I do have some additional questions:

There was no indication in the logs that the task was running.
Instead, the logs indicate it had stopped running unexpectedly.

I would expect to see an error in the logs, but there weren’t any. Or at least none showed up when filtering with the term: cleanup_query_results.

Here I must ask: Why was there no indication in the logs that the task was running? :thinking:


Now the most interesting part:

I hear you, and I raised the number of results to be cleaned up to:

REDASH_QUERY_RESULTS_CLEANUP_COUNT=500

(from 200) and then I issued a:

docker-compose up -d

and didn’t see any logs indicating that the scheduler had scheduled the task.

I waited for a while and then I issued a

docker-compose restart scheduler

but again no logs indicating the cleanup task registration.

Finally, after issuing another

docker-compose restart scheduler

I saw that the task was registered

2022-03-17 17:23:10,493][PID:1][INFO][redash.tasks.schedule] <mark>Scheduling</mark> e27209059575fcc17c527c47d0957cb21756e551 (<mark>cleanup_query_results</mark>) with interval 300.

What is going on? :sweat:

Hmmm very strange not to see the registration, although it’s possible waiting longer may have shown a result. For consistency, I never run docker-compose up -d on its own to restart services. I run stop first, like this:

$ docker-compose stop && docker-compose up -d

This guarantees that everything stops and is restarted.

I don’t usually run docker-compose restart (without specifying a service first) because this won’t guarantee that environment variable changes are propagated (not sure why, but it’s a docker issue not specific to Redash).

Possible causes:

  • It could be an insufficient number of workers monitoring the periodic queue. If another periodic job is hogging the workers then the cleanup task might never run. To check for this, observe how many jobs are in the periodic queue when you stop seeing the task run.

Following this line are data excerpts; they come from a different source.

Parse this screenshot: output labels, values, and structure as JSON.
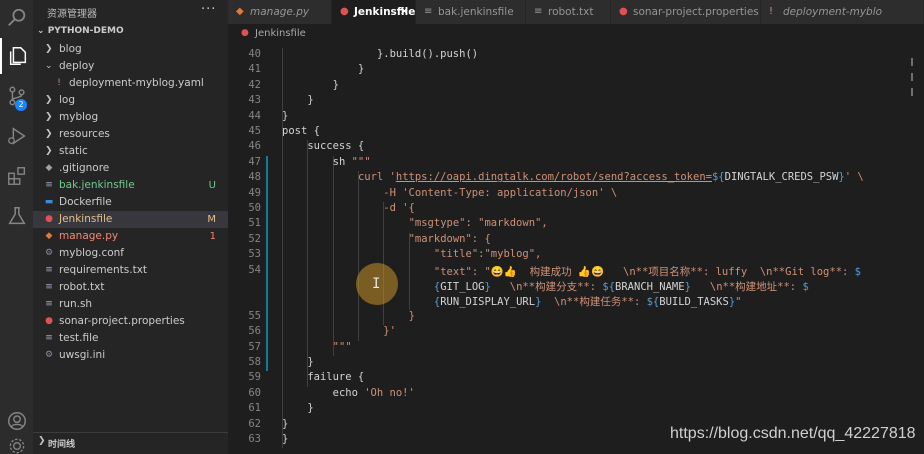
{
  "activity_bar": {
    "items": [
      {
        "name": "search-icon",
        "top": 0
      },
      {
        "name": "explorer-icon",
        "active": true
      },
      {
        "name": "source-control-icon",
        "badge": "2"
      },
      {
        "name": "run-debug-icon"
      },
      {
        "name": "extensions-icon"
      },
      {
        "name": "testing-icon"
      },
      {
        "name": "account-icon"
      },
      {
        "name": "settings-gear-icon"
      }
    ]
  },
  "sidebar": {
    "title": "资源管理器",
    "more": "···",
    "section": "PYTHON-DEMO",
    "timeline_label": "时间线"
  },
  "tree": [
    {
      "label": "blog",
      "type": "folder",
      "expanded": false,
      "indent": 0
    },
    {
      "label": "deploy",
      "type": "folder",
      "expanded": true,
      "indent": 0
    },
    {
      "label": "deployment-myblog.yaml",
      "type": "yaml",
      "indent": 1,
      "icon": "!"
    },
    {
      "label": "log",
      "type": "folder",
      "expanded": false,
      "indent": 0
    },
    {
      "label": "myblog",
      "type": "folder",
      "expanded": false,
      "indent": 0
    },
    {
      "label": "resources",
      "type": "folder",
      "expanded": false,
      "indent": 0
    },
    {
      "label": "static",
      "type": "folder",
      "expanded": false,
      "indent": 0
    },
    {
      "label": ".gitignore",
      "type": "git",
      "indent": 0,
      "icon": "◆"
    },
    {
      "label": "bak.jenkinsfile",
      "type": "file",
      "indent": 0,
      "icon": "≡",
      "status": "U",
      "color": "#73c991"
    },
    {
      "label": "Dockerfile",
      "type": "docker",
      "indent": 0,
      "icon": "▬"
    },
    {
      "label": "Jenkinsfile",
      "type": "jenkins",
      "indent": 0,
      "icon": "●",
      "status": "M",
      "color": "#e2c08d",
      "selected": true
    },
    {
      "label": "manage.py",
      "type": "python",
      "indent": 0,
      "icon": "◆",
      "status": "1",
      "color": "#f48771"
    },
    {
      "label": "myblog.conf",
      "type": "gear",
      "indent": 0,
      "icon": "⚙"
    },
    {
      "label": "requirements.txt",
      "type": "file",
      "indent": 0,
      "icon": "≡"
    },
    {
      "label": "robot.txt",
      "type": "file",
      "indent": 0,
      "icon": "≡"
    },
    {
      "label": "run.sh",
      "type": "file",
      "indent": 0,
      "icon": "≡"
    },
    {
      "label": "sonar-project.properties",
      "type": "sonar",
      "indent": 0,
      "icon": "●"
    },
    {
      "label": "test.file",
      "type": "file",
      "indent": 0,
      "icon": "≡"
    },
    {
      "label": "uwsgi.ini",
      "type": "gear",
      "indent": 0,
      "icon": "⚙"
    }
  ],
  "tabs": [
    {
      "label": "manage.py",
      "icon": "◆",
      "icon_color": "#e37933",
      "italic": true
    },
    {
      "label": "Jenkinsfile",
      "icon": "●",
      "icon_color": "#e05252",
      "active": true,
      "close": "✕"
    },
    {
      "label": "bak.jenkinsfile",
      "icon": "≡",
      "icon_color": "#999999"
    },
    {
      "label": "robot.txt",
      "icon": "≡",
      "icon_color": "#999999"
    },
    {
      "label": "sonar-project.properties",
      "icon": "●",
      "icon_color": "#e05252"
    },
    {
      "label": "deployment-myblo",
      "icon": "!",
      "icon_color": "#c586c0",
      "italic": true
    }
  ],
  "breadcrumb": {
    "label": "Jenkinsfile",
    "icon": "●"
  },
  "editor": {
    "line_numbers": [
      "40",
      "41",
      "42",
      "43",
      "44",
      "45",
      "46",
      "47",
      "48",
      "49",
      "50",
      "51",
      "52",
      "53",
      "54",
      "",
      "",
      "55",
      "56",
      "57",
      "58",
      "59",
      "60",
      "61",
      "62",
      "63"
    ],
    "modified_lines_from": 7,
    "modified_lines_to": 20
  },
  "code_lines": [
    {
      "indent": 15,
      "segments": [
        {
          "t": "}.build().push()",
          "c": "p"
        }
      ]
    },
    {
      "indent": 12,
      "segments": [
        {
          "t": "}",
          "c": "p"
        }
      ]
    },
    {
      "indent": 8,
      "segments": [
        {
          "t": "}",
          "c": "p"
        }
      ]
    },
    {
      "indent": 4,
      "segments": [
        {
          "t": "}",
          "c": "p"
        }
      ]
    },
    {
      "indent": 0,
      "segments": [
        {
          "t": "}",
          "c": "p"
        }
      ]
    },
    {
      "indent": 0,
      "segments": [
        {
          "t": "post {",
          "c": "p"
        }
      ]
    },
    {
      "indent": 4,
      "segments": [
        {
          "t": "success {",
          "c": "p"
        }
      ]
    },
    {
      "indent": 8,
      "segments": [
        {
          "t": "sh ",
          "c": "p"
        },
        {
          "t": "\"\"\"",
          "c": "s"
        }
      ]
    },
    {
      "indent": 12,
      "segments": [
        {
          "t": "curl '",
          "c": "s"
        },
        {
          "t": "https://oapi.dingtalk.com/robot/send?access_token=",
          "c": "u"
        },
        {
          "t": "${",
          "c": "v"
        },
        {
          "t": "DINGTALK_CREDS_PSW",
          "c": "p"
        },
        {
          "t": "}",
          "c": "v"
        },
        {
          "t": "' \\",
          "c": "s"
        }
      ]
    },
    {
      "indent": 16,
      "segments": [
        {
          "t": "-H 'Content-Type: application/json' \\",
          "c": "s"
        }
      ]
    },
    {
      "indent": 16,
      "segments": [
        {
          "t": "-d '{",
          "c": "s"
        }
      ]
    },
    {
      "indent": 20,
      "segments": [
        {
          "t": "\"msgtype\": \"markdown\",",
          "c": "s"
        }
      ]
    },
    {
      "indent": 20,
      "segments": [
        {
          "t": "\"markdown\": {",
          "c": "s"
        }
      ]
    },
    {
      "indent": 24,
      "segments": [
        {
          "t": "\"title\":\"myblog\",",
          "c": "s"
        }
      ]
    },
    {
      "indent": 24,
      "segments": [
        {
          "t": "\"text\": \"😄👍  构建成功 👍😄   \\n**项目名称**: luffy  \\n**Git log**: ",
          "c": "s"
        },
        {
          "t": "$",
          "c": "v"
        }
      ]
    },
    {
      "indent": 24,
      "segments": [
        {
          "t": "{",
          "c": "v"
        },
        {
          "t": "GIT_LOG",
          "c": "p"
        },
        {
          "t": "}",
          "c": "v"
        },
        {
          "t": "   \\n**构建分支**: ",
          "c": "s"
        },
        {
          "t": "${",
          "c": "v"
        },
        {
          "t": "BRANCH_NAME",
          "c": "p"
        },
        {
          "t": "}",
          "c": "v"
        },
        {
          "t": "   \\n**构建地址**: ",
          "c": "s"
        },
        {
          "t": "$",
          "c": "v"
        }
      ]
    },
    {
      "indent": 24,
      "segments": [
        {
          "t": "{",
          "c": "v"
        },
        {
          "t": "RUN_DISPLAY_URL",
          "c": "p"
        },
        {
          "t": "}",
          "c": "v"
        },
        {
          "t": "  \\n**构建任务**: ",
          "c": "s"
        },
        {
          "t": "${",
          "c": "v"
        },
        {
          "t": "BUILD_TASKS",
          "c": "p"
        },
        {
          "t": "}",
          "c": "v"
        },
        {
          "t": "\"",
          "c": "s"
        }
      ]
    },
    {
      "indent": 20,
      "segments": [
        {
          "t": "}",
          "c": "s"
        }
      ]
    },
    {
      "indent": 16,
      "segments": [
        {
          "t": "}'",
          "c": "s"
        }
      ]
    },
    {
      "indent": 8,
      "segments": [
        {
          "t": "\"\"\"",
          "c": "s"
        }
      ]
    },
    {
      "indent": 4,
      "segments": [
        {
          "t": "}",
          "c": "p"
        }
      ]
    },
    {
      "indent": 4,
      "segments": [
        {
          "t": "failure {",
          "c": "p"
        }
      ]
    },
    {
      "indent": 8,
      "segments": [
        {
          "t": "echo ",
          "c": "p"
        },
        {
          "t": "'Oh no!'",
          "c": "s"
        }
      ]
    },
    {
      "indent": 4,
      "segments": [
        {
          "t": "}",
          "c": "p"
        }
      ]
    },
    {
      "indent": 0,
      "segments": [
        {
          "t": "}",
          "c": "p"
        }
      ]
    },
    {
      "indent": 0,
      "segments": [
        {
          "t": "}",
          "c": "p"
        }
      ]
    }
  ],
  "watermark": "https://blog.csdn.net/qq_42227818"
}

If the number stays static or increases, there aren’t enough workers.
  • The worker is crashing before it can emit the log saying it’s picked up the task. To check for this, don’t grep for cleanup_query_results, but instead see if there are signs of a worker thread crashing.
  • The scheduler stops scheduling the job. To check for this, you can connect directly to the redis instance and pattern search for cleanup_query_results in the redis database.

Depending on which of those is the cause there would be different steps to fix.

Not sure. Keep an eye on it and ping what you find or if you have questions. We’ll get to the bottom of it I’m sure.